Bath & North East Somerset Council has prosecuted a landlord for failing to ensure he applied for a licence to operate a licensable rental property.

At Bath Magistrates’ Court, Richard Seccombe of Wells Road in Bath was fined a total of £4,900 and ordered to pay costs of £1,249.60, along with a victims’ surcharge of £170, after pleading guilty to nine offences.

Seccombe was charged with failing to license a House in Multiple Occupancy (HMO) under the council’s Mandatory Licensing and Additional Licensing schemes.

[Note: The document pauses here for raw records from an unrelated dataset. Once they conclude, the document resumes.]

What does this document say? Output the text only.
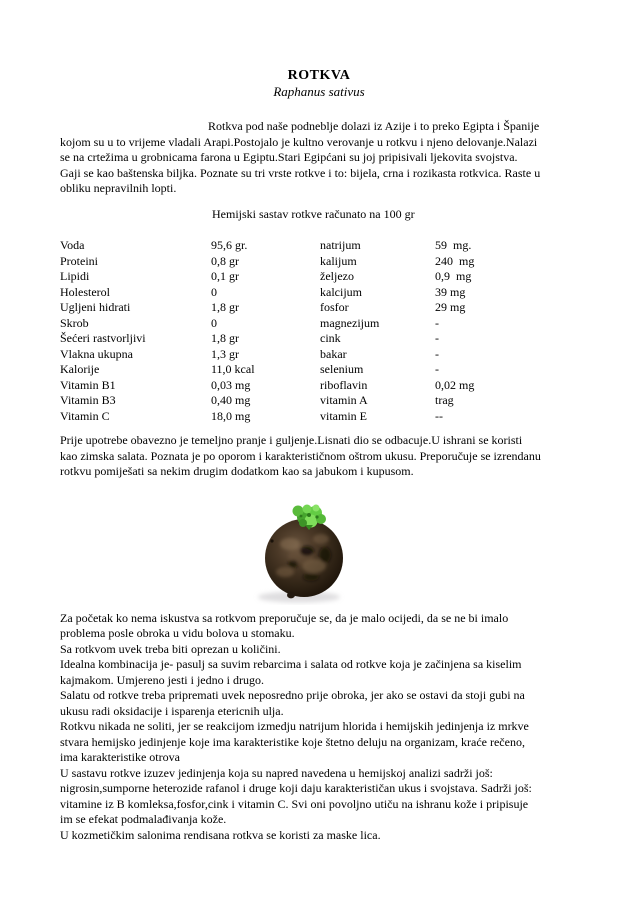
ROTKVA
Raphanus sativus
Rotkva pod naše podneblje dolazi iz Azije i to preko Egipta i Španije
kojom su u to vrijeme vladali Arapi.Postojalo je kultno verovanje u rotkvu i njeno delovanje.Nalazi
se na crtežima u grobnicama farona u Egiptu.Stari Egipćani su joj pripisivali ljekovita svojstva.
Gaji se kao baštenska biljka. Poznate su tri vrste rotkve i to: bijela, crna i rozikasta rotkvica. Raste u
obliku nepravilnih lopti.
Hemijski sastav rotkve računato na 100 gr
Voda	95,6 gr.	natrijum	59  mg.
Proteini	0,8 gr	kalijum	240  mg
Lipidi	0,1 gr	željezo	0,9  mg
Holesterol	0	kalcijum	39 mg
Ugljeni hidrati	1,8 gr	fosfor	29 mg
Skrob	0	magnezijum	-
Šećeri rastvorljivi	1,8 gr	cink	-
Vlakna ukupna	1,3 gr	bakar	-
Kalorije	11,0 kcal	selenium	-
Vitamin B1	0,03 mg	riboflavin	0,02 mg
Vitamin B3	0,40 mg	vitamin A	trag
Vitamin C	18,0 mg	vitamin E	--
Prije upotrebe obavezno je temeljno pranje i guljenje.Lisnati dio se odbacuje.U ishrani se koristi
kao zimska salata. Poznata je po oporom i karakterističnom oštrom ukusu. Preporučuje se izrendanu
rotkvu pomiješati sa nekim drugim dodatkom kao sa jabukom i kupusom.
Za početak ko nema iskustva sa rotkvom preporučuje se, da je malo ocijedi, da se ne bi imalo
problema posle obroka u vidu bolova u stomaku.
Sa rotkvom uvek treba biti oprezan u količini.
Idealna kombinacija je- pasulj sa suvim rebarcima i salata od rotkve koja je začinjena sa kiselim
kajmakom. Umjereno jesti i jedno i drugo.
Salatu od rotkve treba pripremati uvek neposredno prije obroka, jer ako se ostavi da stoji gubi na
ukusu radi oksidacije i isparenja etericnih ulja.
Rotkvu nikada ne soliti, jer se reakcijom izmedju natrijum hlorida i hemijskih jedinjenja iz mrkve
stvara hemijsko jedinjenje koje ima karakteristike koje štetno deluju na organizam, kraće rečeno,
ima karakteristike otrova
U sastavu rotkve izuzev jedinjenja koja su napred navedena u hemijskoj analizi sadrži još:
nigrosin,sumporne heterozide rafanol i druge koji daju karakterističan ukus i svojstava. Sadrži još:
vitamine iz B komleksa,fosfor,cink i vitamin C. Svi oni povoljno utiču na ishranu kože i pripisuje
im se efekat podmalađivanja kože.
U kozmetičkim salonima rendisana rotkva se koristi za maske lica.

He also pleaded guilty to seven offences relating to the Management of HMOs – including failing to maintain a safe means of escape from fire, failing to provide working smoke alarms, failing to provide a sufficient fire resistant door to the kitchen, failing to provide escape locks to bedrooms and the front door, broken glass in the back door, an unguarded deep hole in the garden with no hand rails to steps – and a cracked bedroom window.

The charges relate to a property at Wells Road, Bath – a three-storey house occupied by the landlord and up to four tenants

The property was identified by the council’s Housing Services as operating without a licence in September 2016.

The landlord had previously been convicted by the council for failure to comply with an improvement notice designed to protect the health, safety and welfare of his then tenants.

As a result of the current breaches – and in light of his previous conviction – the council took the decision to prosecute. Since being made aware of the need to be licensed, the landlord has put the property up for sale and evicted his tenants, said the council.

Bath & North East Somerset Council’s Cabinet Member for Homes and Planning, Councillor Liz Richardson, said:

“We are pleased with the outcome of this prosecution and the level of fine, which reflects the seriousness of the offence.

“Housing Services will always try to work in partnership with landlords to improve housing standards.

“In most cases, this works – but where it fails and landlords needlessly put the safety of their tenants at risk, we will consider taking strong enforcement action to send a clear message that operating properties outside of the law will not be tolerated in Bath and North East Somerset.”


Failure to licence a licensable HMO is an offence under the Housing Act 2004.